"Mahiyeti  ispat  eden  asar-ı  amel (eylem)dir. 
Veyl  kelimesi, her an ter-ü taze Ebedi Mesaj (Kuran-ı Kerim)’ın insanları gerçeğe davet eden metodoloji kavramıdır. Kuran-ı Kerim’de 30’dan fazla ayette farklı nüanslarda kullanılan bu kelime, kavram olarak birçok anlamları taşımaktadır. Dilimizde ise; dehşete düşmü, esef, acıma, hayret anlamı  taşır. ‘Vay-vay’ veya ‘vay haline’ kelimeleri ile ifade edilir.

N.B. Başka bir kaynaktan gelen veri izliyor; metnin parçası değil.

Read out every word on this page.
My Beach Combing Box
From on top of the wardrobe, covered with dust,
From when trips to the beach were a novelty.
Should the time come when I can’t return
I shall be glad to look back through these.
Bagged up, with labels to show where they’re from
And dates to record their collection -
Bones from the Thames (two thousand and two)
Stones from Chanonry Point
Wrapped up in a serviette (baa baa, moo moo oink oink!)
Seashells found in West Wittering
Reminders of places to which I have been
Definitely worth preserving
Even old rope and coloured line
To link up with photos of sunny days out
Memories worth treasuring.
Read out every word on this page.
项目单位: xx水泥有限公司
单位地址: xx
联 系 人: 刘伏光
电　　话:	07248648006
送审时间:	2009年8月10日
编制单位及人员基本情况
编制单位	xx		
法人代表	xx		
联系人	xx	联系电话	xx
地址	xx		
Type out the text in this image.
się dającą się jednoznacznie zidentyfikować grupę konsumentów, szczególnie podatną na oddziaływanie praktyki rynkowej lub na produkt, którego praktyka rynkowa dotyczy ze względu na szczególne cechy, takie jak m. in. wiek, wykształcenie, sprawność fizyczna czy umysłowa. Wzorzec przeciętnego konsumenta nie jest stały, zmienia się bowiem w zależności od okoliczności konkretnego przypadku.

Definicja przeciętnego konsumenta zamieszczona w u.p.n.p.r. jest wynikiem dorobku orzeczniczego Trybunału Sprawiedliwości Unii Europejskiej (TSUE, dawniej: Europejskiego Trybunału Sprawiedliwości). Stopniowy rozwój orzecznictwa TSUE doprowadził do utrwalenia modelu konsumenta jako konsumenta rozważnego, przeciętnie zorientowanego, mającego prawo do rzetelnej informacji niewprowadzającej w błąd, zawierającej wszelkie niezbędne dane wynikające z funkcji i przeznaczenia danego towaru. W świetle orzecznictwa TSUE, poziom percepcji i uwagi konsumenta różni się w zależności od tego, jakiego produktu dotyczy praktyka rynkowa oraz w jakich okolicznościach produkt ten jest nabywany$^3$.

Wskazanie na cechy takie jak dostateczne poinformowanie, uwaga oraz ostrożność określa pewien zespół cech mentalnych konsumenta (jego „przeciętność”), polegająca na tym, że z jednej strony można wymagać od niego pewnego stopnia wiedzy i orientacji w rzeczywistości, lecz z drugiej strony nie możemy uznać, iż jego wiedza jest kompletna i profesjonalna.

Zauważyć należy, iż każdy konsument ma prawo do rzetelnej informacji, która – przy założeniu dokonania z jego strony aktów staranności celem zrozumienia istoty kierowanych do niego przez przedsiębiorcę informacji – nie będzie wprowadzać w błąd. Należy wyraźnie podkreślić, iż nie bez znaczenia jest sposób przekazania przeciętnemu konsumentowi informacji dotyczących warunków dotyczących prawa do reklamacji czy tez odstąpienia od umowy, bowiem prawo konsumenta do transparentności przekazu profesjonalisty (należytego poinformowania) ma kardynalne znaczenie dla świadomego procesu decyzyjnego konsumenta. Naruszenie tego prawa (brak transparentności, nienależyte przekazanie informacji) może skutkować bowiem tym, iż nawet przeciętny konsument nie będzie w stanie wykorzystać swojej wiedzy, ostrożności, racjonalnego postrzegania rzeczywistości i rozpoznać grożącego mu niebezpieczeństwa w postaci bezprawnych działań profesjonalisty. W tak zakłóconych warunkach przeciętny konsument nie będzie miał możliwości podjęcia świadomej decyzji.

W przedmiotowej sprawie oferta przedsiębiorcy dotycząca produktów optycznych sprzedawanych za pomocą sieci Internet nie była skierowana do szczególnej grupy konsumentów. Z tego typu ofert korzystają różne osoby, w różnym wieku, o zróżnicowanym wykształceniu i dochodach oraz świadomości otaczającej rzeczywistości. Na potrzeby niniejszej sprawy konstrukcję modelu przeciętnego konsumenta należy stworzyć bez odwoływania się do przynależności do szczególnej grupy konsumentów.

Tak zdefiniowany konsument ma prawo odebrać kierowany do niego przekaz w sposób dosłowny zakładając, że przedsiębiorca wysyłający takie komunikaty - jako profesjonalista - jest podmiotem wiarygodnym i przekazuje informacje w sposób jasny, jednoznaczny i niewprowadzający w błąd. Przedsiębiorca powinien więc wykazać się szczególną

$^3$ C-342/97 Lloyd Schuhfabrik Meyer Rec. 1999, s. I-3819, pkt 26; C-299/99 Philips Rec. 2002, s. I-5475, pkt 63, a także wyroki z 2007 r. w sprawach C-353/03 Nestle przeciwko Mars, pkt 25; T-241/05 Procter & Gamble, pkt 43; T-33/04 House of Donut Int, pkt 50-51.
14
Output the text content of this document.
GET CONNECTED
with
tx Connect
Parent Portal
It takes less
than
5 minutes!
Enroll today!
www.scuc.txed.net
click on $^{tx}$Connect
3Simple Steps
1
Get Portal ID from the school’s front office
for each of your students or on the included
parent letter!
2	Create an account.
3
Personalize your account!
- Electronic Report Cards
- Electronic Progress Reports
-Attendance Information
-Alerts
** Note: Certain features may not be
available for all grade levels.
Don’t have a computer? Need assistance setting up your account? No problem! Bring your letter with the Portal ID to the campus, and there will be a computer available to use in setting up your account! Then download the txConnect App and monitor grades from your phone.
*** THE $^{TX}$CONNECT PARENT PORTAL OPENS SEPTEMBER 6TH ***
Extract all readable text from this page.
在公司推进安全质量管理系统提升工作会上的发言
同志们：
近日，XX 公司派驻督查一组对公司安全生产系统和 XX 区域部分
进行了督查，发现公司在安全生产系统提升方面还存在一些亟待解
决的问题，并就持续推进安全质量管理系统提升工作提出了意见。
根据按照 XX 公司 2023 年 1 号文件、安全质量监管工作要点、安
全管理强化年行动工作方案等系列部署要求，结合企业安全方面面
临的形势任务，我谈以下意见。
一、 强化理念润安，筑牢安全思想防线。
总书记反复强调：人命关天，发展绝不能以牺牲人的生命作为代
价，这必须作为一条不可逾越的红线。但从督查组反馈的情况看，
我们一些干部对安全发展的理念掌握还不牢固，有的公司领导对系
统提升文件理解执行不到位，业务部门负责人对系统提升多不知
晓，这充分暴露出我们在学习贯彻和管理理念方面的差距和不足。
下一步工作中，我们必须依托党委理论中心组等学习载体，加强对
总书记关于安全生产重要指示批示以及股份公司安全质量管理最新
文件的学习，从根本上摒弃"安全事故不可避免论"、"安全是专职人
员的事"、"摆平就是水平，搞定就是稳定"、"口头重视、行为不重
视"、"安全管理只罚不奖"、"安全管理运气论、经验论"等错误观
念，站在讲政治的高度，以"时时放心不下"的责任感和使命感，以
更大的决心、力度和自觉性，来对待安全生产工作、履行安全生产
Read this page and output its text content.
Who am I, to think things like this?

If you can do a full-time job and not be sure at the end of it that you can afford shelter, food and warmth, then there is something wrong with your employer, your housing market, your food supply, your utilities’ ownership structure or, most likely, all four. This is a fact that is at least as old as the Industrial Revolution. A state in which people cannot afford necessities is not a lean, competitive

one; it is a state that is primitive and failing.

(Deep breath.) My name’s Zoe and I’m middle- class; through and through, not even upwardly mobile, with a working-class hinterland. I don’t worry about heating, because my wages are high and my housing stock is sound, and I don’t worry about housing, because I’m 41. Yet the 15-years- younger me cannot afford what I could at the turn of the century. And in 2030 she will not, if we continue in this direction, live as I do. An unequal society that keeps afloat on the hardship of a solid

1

Alusi "Ruhu'l-Meani" isimli tefsirinde ona "veyl" denilmesi, Cehennemin  bilinen manada kullanılması gibi olduğu açıktır. Bunun  nasıl bir isimlendirme şekli olduğuna bakılsın der. Maun Suresi 107/ 4-5 ayeti "Şu namaz  kılanların vay haline ki; onlar namazlarından gaflet ederler (kıldıkları namazın değerini  bilmez, ona önem vermezler) buyurmaktadır. Ayet kıldıkları namazın taşıdığı vasıflardan   uzaklaşanlara gafletlerini ve zavallı duruma düşüşlerini anlatmakta ve ağır bir dille kınamaktadır. "Vay haline" terkibi tehdit, küçümseme, zavallığı belirtme, çok  üzüntü duyma anlamı taşımaktadır.
Ayrıca dehşet ve kötülüğü ifade etmek, kaygılı  olma durumunu açıklamaktadır. Bu ifadeler; Müslümanları dolaylı bir şekilde uyarmakta ve kendi inancında tutarlı olmaya  davettir. Her  Cuma günü  Cuma  hutbesinden sonra okunan ayette, "Muhakkak ki, Allah; adaleti, iyiliği, akrabaya yardım etmeyi emreder. Çirkin işleri, fenalığı ve azgınlığı da yasaklar. O, düşünüp tutasınız diye size öğüt  veriyor." (Nahl  Suresi 16/90) buyurulmaktadır. Bu  uyarılar ve örneklerin bağlamında Muhittin-i Arabi, "Kur'an-ı Kerim’de örnekler kendilerinden dolayı verilmemiştir. Bunlar, örnek yapıldıkları şey anlaşılsın diye zikredilmiştir." (Fütuhatı  Mekkiyye C-2  Sh:91) diyerek insanlara verilen aklı ve onun melekelerini kullanmayı önermektedir.                                                                                             
"Meziyetler hadisün-nefs (nefiste olan kararsızlık) ile değil, Mir'atı hakta sabit olur."